I only caught bits and pieces of their conversations, like " . . .THAT culture has a THING about Windex. No, REALLY. It's the strangest thing. WINDEX! They even . . ."
or "What's David Hasslehoffer doing now?"
They formed cliques, the men with the men and the women with the women. The men generally talked about cell phones and relationships while the women were talking about Jesus and that old way of life (sounded drug recovery-ish to me).
I stood there 6 hours, propping up that door. No breaks. No food. No smoking. When the shoot was over and the PAs and whatevers were tearing down the set, one of them said to me, "Exciting, eh!"
"Why is that?"
"Being around movie stars! I'll bet you love this job."
"Why is that?"
"Because you get to look at movie stars all day," he said.
"But they don't look back so what's the point?" I asked.

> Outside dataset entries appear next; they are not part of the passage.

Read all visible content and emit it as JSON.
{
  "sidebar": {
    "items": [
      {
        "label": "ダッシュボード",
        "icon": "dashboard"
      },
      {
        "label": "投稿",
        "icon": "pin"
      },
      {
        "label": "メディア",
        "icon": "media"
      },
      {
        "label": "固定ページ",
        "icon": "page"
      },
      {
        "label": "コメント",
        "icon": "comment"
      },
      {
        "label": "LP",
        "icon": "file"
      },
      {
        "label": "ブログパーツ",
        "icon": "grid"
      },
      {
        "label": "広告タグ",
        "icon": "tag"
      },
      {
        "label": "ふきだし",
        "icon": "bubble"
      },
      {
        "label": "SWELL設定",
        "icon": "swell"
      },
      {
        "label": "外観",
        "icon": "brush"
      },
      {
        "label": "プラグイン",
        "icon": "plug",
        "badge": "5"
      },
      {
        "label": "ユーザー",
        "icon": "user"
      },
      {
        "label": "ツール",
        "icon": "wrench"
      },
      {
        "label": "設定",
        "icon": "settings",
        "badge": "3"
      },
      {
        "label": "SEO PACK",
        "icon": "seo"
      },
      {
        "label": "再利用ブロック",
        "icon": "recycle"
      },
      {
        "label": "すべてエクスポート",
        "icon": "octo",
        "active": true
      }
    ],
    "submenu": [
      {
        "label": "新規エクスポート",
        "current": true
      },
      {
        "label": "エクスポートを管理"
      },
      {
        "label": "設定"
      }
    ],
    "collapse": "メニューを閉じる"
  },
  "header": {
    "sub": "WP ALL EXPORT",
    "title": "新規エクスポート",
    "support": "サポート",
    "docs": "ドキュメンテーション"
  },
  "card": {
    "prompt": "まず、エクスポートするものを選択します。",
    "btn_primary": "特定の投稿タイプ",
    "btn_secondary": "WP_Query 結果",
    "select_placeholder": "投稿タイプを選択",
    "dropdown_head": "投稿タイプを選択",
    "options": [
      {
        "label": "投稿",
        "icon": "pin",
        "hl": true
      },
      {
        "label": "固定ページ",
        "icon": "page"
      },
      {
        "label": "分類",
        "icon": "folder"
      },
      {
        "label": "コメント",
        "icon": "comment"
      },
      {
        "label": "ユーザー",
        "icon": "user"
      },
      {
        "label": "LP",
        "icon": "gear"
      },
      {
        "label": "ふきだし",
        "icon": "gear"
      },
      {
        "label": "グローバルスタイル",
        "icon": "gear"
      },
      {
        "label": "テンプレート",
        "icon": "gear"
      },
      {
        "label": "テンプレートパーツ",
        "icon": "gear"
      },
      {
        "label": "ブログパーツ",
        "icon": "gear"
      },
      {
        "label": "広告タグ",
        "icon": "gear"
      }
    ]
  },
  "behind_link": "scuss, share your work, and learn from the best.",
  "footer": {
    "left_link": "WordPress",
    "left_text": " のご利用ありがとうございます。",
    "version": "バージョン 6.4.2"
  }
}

Here is an actor's tear sheet from the set that I stole:
"the o.c. - "The escape" - BLUE REVISION 07-30-03
RACHEL (CON'D)
Calling in a high-powered Securities Attorney. In the span of a weekend?
SANDY
God, I'm impressive.
RACHEL
And conceited.
SANDY
So you keep saying.
RACHEL
Truth be told--no one was gonna touch that guy. The fact that you DID made the partners think--made me think--is Sandy Cohen ready to come off his high horse? Is he finally tired of being a martyr?"
ZZZZZZZzzzzz. Oh yeah, from reading this script I can see this is gonna be Must See TV. My questions are these: how can a person be on a high horse and a martyr at the same time? And, can a man working as a doorstop find happiness on a Manhattan Beach TV sound stage?